BlackRock Launches ETHB Staked Ether ETF With 0.25% Fee
BlackRock, the world's largest asset manager, expanded its digital asset suite by launching the iShares Staked Ethereum Trust (ETHB) on March 12, 2026. The new exchange-traded fund, which trades on Nasdaq, is the firm's first crypto product to offer staking rewards. ETHB will hold spot ether and stake a portion of its assets on the Ethereum network, allowing investors to earn rewards in addition to tracking the price of ETH. The fund has a sponsor fee of 0.25%, with a waiver reducing the cost to 0.12% on the first $2.5 billion in assets under management for the first year. This launch follows the significant success of its iShares Bitcoin Trust (IBIT) and iShares Ethereum Trust (ETHA), which manage over $55 billion and $6.5 billion, respectively.
New ETF Aims to Attract Direct Stakers and Institutions
The primary strategy behind ETHB is to capture a segment of the market that existing ETFs could not reach. Previously, crypto-native investors who staked their own ETH were reluctant to move into an ETF and forfeit those rewards. The new fund structure provides the operational benefits of an ETF, such as institutional-grade custody and brokerage access, while retaining the yield-like feature of staking. This design also appeals to institutional investors who prioritize cash-flow-generating assets in their portfolios. The move capitalizes on growing institutional interest in Ethereum, evidenced by Harvard's endowment recently purchasing $87 million of BlackRock's non-staked ETHA fund while trimming its Bitcoin exposure.
Some investors who already hold ether directly were staking it and weren’t ready to move into an exchange-traded product because they would lose that feature.
— Jay Jacobs, U.S. head of equity ETFs, BlackRock.
BlackRock's Crypto Products Exceed $130B in Assets
The launch of ETHB solidifies BlackRock's dominant position in the crypto investment landscape.

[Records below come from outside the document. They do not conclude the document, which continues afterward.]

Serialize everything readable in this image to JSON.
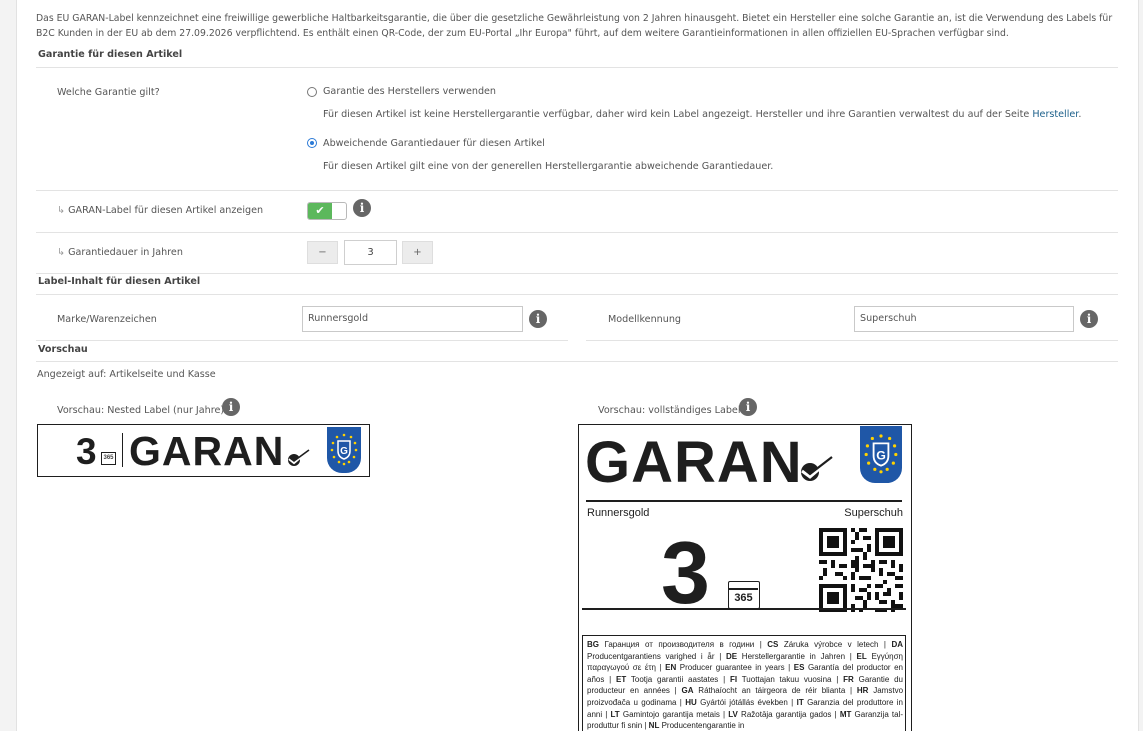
{
  "intro": {
    "text": "Das EU GARAN-Label kennzeichnet eine freiwillige gewerbliche Haltbarkeitsgarantie, die über die gesetzliche Gewährleistung von 2 Jahren hinausgeht. Bietet ein Hersteller eine solche Garantie an, ist die Verwendung des Labels für B2C Kunden in der EU ab dem 27.09.2026 verpflichtend. Es enthält einen QR-Code, der zum EU-Portal „Ihr Europa\" führt, auf dem weitere Garantieinformationen in allen offiziellen EU-Sprachen verfügbar sind."
  },
  "garantie": {
    "section_title": "Garantie für diesen Artikel",
    "which_label": "Welche Garantie gilt?",
    "option1_label": "Garantie des Herstellers verwenden",
    "option1_desc": "Für diesen Artikel ist keine Herstellergarantie verfügbar, daher wird kein Label angezeigt. Hersteller und ihre Garantien verwaltest du auf der Seite",
    "option1_link": "Hersteller",
    "option1_period": ".",
    "option2_label": "Abweichende Garantiedauer für diesen Artikel",
    "option2_desc": "Für diesen Artikel gilt eine von der generellen Herstellergarantie abweichende Garantiedauer.",
    "selected_option": "option2",
    "show_label": "GARAN-Label für diesen Artikel anzeigen",
    "show_label_enabled": true,
    "duration_label": "Garantiedauer in Jahren",
    "duration_value": "3",
    "minus": "−",
    "plus": "+"
  },
  "label_content": {
    "section_title": "Label-Inhalt für diesen Artikel",
    "brand_label": "Marke/Warenzeichen",
    "brand_value": "Runnersgold",
    "model_label": "Modellkennung",
    "model_value": "Superschuh"
  },
  "preview": {
    "section_title": "Vorschau",
    "shown_on": "Angezeigt auf: Artikelseite und Kasse",
    "nested_title": "Vorschau: Nested Label (nur Jahre)",
    "full_title": "Vorschau: vollständiges Label",
    "garan_text": "GARAN",
    "years": "3",
    "calendar_text": "365",
    "brand": "Runnersgold",
    "model": "Superschuh",
    "languages": [
      {
        "code": "BG",
        "text": "Гаранция от производителя в години"
      },
      {
        "code": "CS",
        "text": "Záruka výrobce v letech"
      },
      {
        "code": "DA",
        "text": "Producentgarantiens varighed i år"
      },
      {
        "code": "DE",
        "text": "Herstellergarantie in Jahren"
      },
      {
        "code": "EL",
        "text": "Εγγύηση παραγωγού σε έτη"
      },
      {
        "code": "EN",
        "text": "Producer guarantee in years"
      },
      {
        "code": "ES",
        "text": "Garantía del productor en años"
      },
      {
        "code": "ET",
        "text": "Tootja garantii aastates"
      },
      {
        "code": "FI",
        "text": "Tuottajan takuu vuosina"
      },
      {
        "code": "FR",
        "text": "Garantie du producteur en années"
      },
      {
        "code": "GA",
        "text": "Ráthaíocht an táirgeora de réir blianta"
      },
      {
        "code": "HR",
        "text": "Jamstvo proizvođača u godinama"
      },
      {
        "code": "HU",
        "text": "Gyártói jótállás években"
      },
      {
        "code": "IT",
        "text": "Garanzia del produttore in anni"
      },
      {
        "code": "LT",
        "text": "Gamintojo garantija metais"
      },
      {
        "code": "LV",
        "text": "Ražotāja garantija gados"
      },
      {
        "code": "MT",
        "text": "Garanzija tal-produttur fi snin"
      },
      {
        "code": "NL",
        "text": "Producentengarantie in"
      }
    ]
  },
  "colors": {
    "toggle_on": "#5cb85c",
    "radio_selected": "#2c7ad6",
    "link": "#1b5f8a",
    "eu_blue": "#1f57a7",
    "eu_star": "#ffd200"
  },
  "icons": [
    "info-icon",
    "check-icon",
    "checkmark-swoosh-icon",
    "calendar-icon",
    "qr-code",
    "eu-shield-logo"
  ]
}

The firm now oversees approximately $130 billion across its crypto-related products and captured an estimated 95% of all flows into digital asset ETPs in 2025. This market leadership suggests a strong potential for asset gathering in the new staked ETH fund. While institutional allocations to crypto remain in the low single digits, typically 1% to 2%, products like ETHB are designed to make the asset class more accessible and comparable to traditional investments. On-chain data further shows BlackRock's active management, with recent movements of over $153 million in BTC and ETH to Coinbase, likely for portfolio rebalancing ahead of the new product's debut.